I was able to visit the church for the first time since the renovation began to see the incredible progress that has been made on Tuesday afternoon.

What began as a $300,000 cosmetic freshening turned into a $3 million project that includes an excavation for a new basement and community center. It strips the interior of the church down to the studs, maintaining its historic exterior but modernizing the interior while repurposing much of the original building material — including the altar.

Dubbed The Gathering Place, the downstairs area will allow St. John’s to double the size of the weekly community dinners that they have hosted for years, from seating 40 people to more than 80 for a nourishing meal. It also provides private space for the Alcoholics Anonymous meetings that have been held weekly at St. John’s.

The Gathering Place will be connected to an elevator to make it completely accessible to those with mobility issues, as well.

What I saw on Tuesday at St. Mary’s in the morning and at St. John’s in the afternoon got me thinking about how our churches grow.

A church is like any organization. It takes on a life of its own, and if it’s not growing, it’s perishing. But they don’t grow in one particular direction, such as the number of bodies in pews. I believe a church grows spiritually and materially, and not always at the same time or in the same direction.

St. John’s faced the dual challenge of the displacement of its congregation, due to the renovation and the pandemic. While this might have been devastating to St. John’s spiritual and physical growth, it seems to have gloriously had the opposite impact.

When the men’s weekly Bible study switched to Zoom, they gained members instead of losing them. St. John’s snowbirds were now able to join the weekly gathering from all corners of the United States. They found the same in their Zoom Sunday services.

I’ve asked Charlie Brumbaugh, rector of St. John’s, to discuss the church renovation and its impact on the life of St. John’s faith community:

“For the past 15 months we have grappled with twin challenges: adapting to the pandemic quarantine on one hand, while simultaneously moving forward with a major renovation of our historical church building on the other. But I am delighted that through it all St. John’s has been profoundly blessed. When we couldn’t be together in person, technology enabled us to worship, to learn, to serve and to stay connected.
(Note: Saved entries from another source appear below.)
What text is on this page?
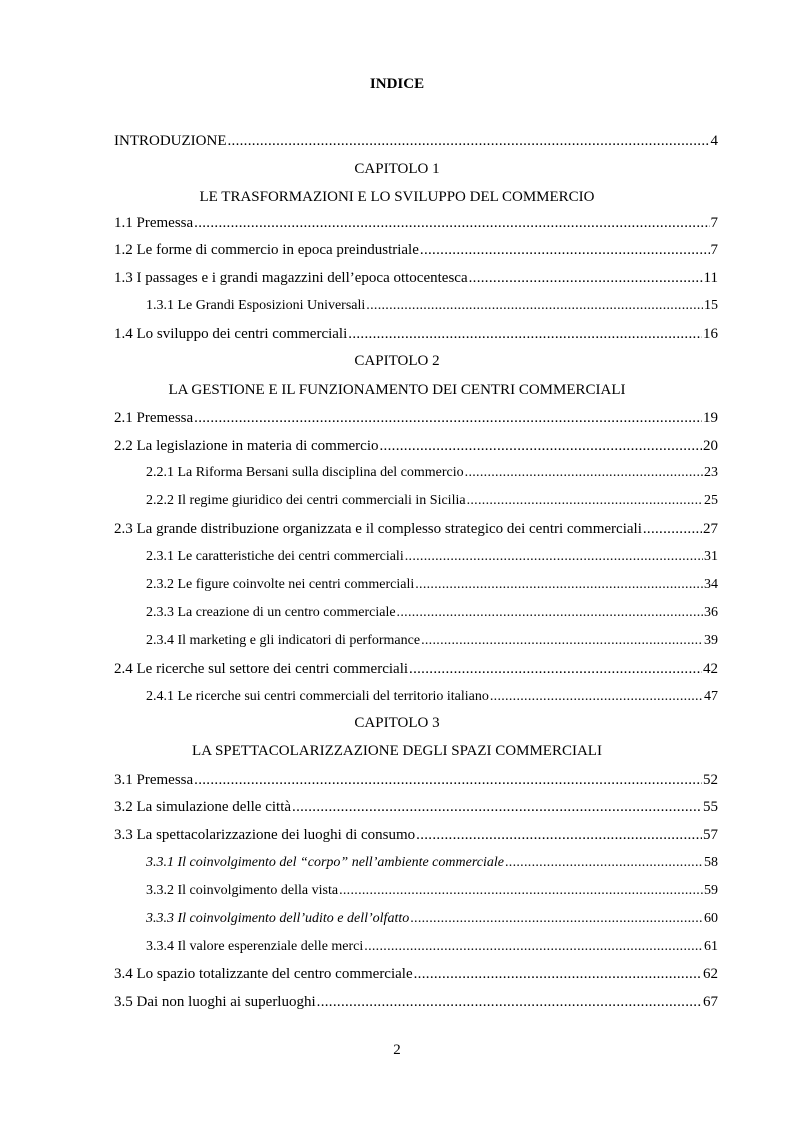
INDICE
INTRODUZIONE .....	4
CAPITOLO 1
LE TRASFORMAZIONI E LO SVILUPPO DEL COMMERCIO
1.1 Premessa .....	7
1.2 Le forme di commercio in epoca preindustriale .....	7
1.3 I passages e i grandi magazzini dell’epoca ottocentesca .....	11
1.3.1 Le Grandi Esposizioni Universali .....	15
1.4 Lo sviluppo dei centri commerciali .....	16
CAPITOLO 2
LA GESTIONE E IL FUNZIONAMENTO DEI CENTRI COMMERCIALI
2.1 Premessa .....	19
2.2 La legislazione in materia di commercio .....	20
2.2.1 La Riforma Bersani sulla disciplina del commercio .....	23
2.2.2 Il regime giuridico dei centri commerciali in Sicilia .....	25
2.3 La grande distribuzione organizzata e il complesso strategico dei centri commerciali .....	27
2.3.1 Le caratteristiche dei centri commerciali .....	31
2.3.2 Le figure coinvolte nei centri commerciali .....	34
2.3.3 La creazione di un centro commerciale .....	36
2.3.4 Il marketing e gli indicatori di performance .....	39
2.4 Le ricerche sul settore dei centri commerciali .....	42
2.4.1 Le ricerche sui centri commerciali del territorio italiano .....	47
CAPITOLO 3
LA SPETTACOLARIZZAZIONE DEGLI SPAZI COMMERCIALI
3.1 Premessa .....	52
3.2 La simulazione delle città .....	55
3.3 La spettacolarizzazione dei luoghi di consumo .....	57
3.3.1 Il coinvolgimento del “corpo” nell’ambiente commerciale .....	58
3.3.2 Il coinvolgimento della vista .....	59
3.3.3 Il coinvolgimento dell’udito e dell’olfatto .....	60
3.3.4 Il valore esperenziale delle merci .....	61
3.4 Lo spazio totalizzante del centro commerciale .....	62
3.5 Dai non luoghi ai superluoghi .....	67
2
And the temporary loss of our beautiful, sacred space will soon give way to joy as we once again use it — from the very foundations to the tip of the bell tower — as a locus for loving service both within and beyond our parish family.

“Some people criticize the emphasis on church buildings, saying that our resources should be poured into flesh-and-blood ministry rather than brick-and-mortar projects. This critique of the so-called ‘edifice complex’ is not without merit. However, the beauty and utility of church buildings give expression to the love of God that is made known to us in this world, the nitty-gritty of life. From the National Cathedral in Washington, D.C., to St. John’s in Breckenridge, these holy places gather, inspire, nourish and send God’s people. St. John the Baptist Episcopal Church has served Summit County for nearly 130 years. I’m confident that we’ll soon be good to go for another 130, at least!”

I’ve heard that Father Dyer United Methodist Church is contemplating their own renovation in the coming year and I look forward to writing about in this column.

I believe that the time that we spent apart during the pandemic, the ways we were called to find new ways to worship, created a deeper love for our faith traditions.

I know that St. John’s created a Zoom-based weekday evening prayer group, just we did at Our Lady of Peace/St. Mary’s, both of which are still going strong even after we have returned to in-person worship.

I believe the growing numbers of worshipers that I am seeing at weekday Mass at St. Mary’s reflects a faith that has grown deeper in our community, as well as a hunger to gather together to worship God.